Motorsports engineer and team manager

Simon Roberts (born 27 September 1962) is an engineer who has held management positions with Formula One teams McLaren, Force India and Williams.

==Career==

Roberts studied mechanical engineering at the University of Manchester, before being employed at Perkins Engines diesel and gas company in Peterborough. He then became head of production engineering for the company before transferring to Rover Car, where he was director of the powertrain division and supervised the company's acquisition by BMW in 1994, after which Roberts oversaw the transmission and suspension operations of the company in the UK until 2000, when he decided to move to Alstom as chief operating officer whose role is to supervise the development of the Pendolino pendulum train project. This went into operation in 2001 and Roberts became the company's industrial director before deciding to transfer to McLaren in September 2003 as general manager, being responsible for coordinating the manufacturing and assembly process for the test and race team. He then became director of operations for the team in 2004.

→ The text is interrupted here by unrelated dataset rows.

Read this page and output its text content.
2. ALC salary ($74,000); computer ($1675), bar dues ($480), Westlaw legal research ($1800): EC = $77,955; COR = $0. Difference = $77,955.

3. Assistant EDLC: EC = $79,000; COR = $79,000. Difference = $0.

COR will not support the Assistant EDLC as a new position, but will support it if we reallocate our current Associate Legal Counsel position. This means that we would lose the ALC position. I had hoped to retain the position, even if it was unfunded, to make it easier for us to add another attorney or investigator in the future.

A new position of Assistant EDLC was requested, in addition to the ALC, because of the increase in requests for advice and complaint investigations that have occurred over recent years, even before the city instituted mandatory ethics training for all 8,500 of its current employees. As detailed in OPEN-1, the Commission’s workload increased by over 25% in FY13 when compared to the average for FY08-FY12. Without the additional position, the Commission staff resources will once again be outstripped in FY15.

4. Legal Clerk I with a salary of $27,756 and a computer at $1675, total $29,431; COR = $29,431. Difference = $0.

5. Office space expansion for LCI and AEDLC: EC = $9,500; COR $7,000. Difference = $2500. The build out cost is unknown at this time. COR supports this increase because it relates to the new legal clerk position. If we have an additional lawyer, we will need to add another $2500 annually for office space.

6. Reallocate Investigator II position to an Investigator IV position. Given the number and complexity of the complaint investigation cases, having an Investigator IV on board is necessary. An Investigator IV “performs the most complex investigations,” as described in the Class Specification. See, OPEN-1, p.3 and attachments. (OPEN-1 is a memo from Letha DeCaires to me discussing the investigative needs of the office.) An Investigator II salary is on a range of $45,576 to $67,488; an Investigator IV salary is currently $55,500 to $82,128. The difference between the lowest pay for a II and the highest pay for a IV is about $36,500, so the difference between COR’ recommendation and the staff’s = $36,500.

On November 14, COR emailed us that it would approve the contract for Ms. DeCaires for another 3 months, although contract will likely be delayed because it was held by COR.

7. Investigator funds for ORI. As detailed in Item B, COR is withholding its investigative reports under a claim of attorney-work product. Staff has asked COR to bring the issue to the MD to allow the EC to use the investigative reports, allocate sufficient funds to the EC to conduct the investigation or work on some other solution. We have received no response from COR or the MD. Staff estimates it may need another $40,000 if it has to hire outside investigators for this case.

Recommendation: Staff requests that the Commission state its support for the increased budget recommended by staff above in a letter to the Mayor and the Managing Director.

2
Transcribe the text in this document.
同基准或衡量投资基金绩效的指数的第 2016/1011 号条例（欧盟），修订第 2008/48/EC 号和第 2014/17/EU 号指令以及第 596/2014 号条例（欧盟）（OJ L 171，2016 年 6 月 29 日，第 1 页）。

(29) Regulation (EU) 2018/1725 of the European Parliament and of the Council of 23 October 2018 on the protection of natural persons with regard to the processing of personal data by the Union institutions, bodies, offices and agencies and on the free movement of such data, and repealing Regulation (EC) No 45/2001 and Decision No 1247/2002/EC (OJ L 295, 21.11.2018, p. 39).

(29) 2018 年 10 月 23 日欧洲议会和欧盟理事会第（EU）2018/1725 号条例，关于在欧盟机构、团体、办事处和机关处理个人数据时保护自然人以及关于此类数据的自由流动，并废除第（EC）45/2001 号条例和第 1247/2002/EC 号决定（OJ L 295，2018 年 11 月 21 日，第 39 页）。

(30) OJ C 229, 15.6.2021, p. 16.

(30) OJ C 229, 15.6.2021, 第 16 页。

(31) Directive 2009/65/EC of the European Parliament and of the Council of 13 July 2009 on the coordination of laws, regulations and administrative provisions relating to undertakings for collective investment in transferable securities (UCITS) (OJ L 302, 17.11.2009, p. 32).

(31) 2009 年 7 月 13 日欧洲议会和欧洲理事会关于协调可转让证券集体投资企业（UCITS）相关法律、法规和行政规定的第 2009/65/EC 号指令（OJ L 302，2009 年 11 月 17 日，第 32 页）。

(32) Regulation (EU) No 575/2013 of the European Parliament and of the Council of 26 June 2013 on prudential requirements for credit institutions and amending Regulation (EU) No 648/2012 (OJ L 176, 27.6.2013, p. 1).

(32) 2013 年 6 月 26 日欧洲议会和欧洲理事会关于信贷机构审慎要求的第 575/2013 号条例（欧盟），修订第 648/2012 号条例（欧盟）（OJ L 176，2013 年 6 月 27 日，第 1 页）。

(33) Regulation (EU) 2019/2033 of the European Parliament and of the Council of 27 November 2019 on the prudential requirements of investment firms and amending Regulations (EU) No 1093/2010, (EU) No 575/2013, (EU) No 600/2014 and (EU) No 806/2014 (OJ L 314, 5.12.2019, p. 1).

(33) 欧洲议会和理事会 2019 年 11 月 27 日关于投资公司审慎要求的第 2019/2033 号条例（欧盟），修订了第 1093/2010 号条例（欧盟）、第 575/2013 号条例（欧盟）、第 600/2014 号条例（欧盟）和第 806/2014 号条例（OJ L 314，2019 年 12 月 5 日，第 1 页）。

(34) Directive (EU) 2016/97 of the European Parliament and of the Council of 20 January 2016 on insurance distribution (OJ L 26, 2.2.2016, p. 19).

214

In 2009, he was hired by the Force India team as its chief operating officer for the 2009 season. But on 15 October 2009, Force India announced that Otmar Szafnauer would move to the position of chief operating officer for the team while Roberts returned to his job at McLaren in the 2010 season. In 2017, he was appointed director of operations at McLaren during a managerial reshuffle, with him now being responsible for track and factory operations.

In June 2020, Roberts became the managing director of Williams. However, after Claire Williams left the Williams team, he was appointed as their interim Team Principal. On 17 December it announced that Roberts was to be made the permanent Team Principal of Williams Racing. On 9 June 2021 it was announced that Simon Roberts would be leaving the team, and his replacement would be CEO Jost Capito.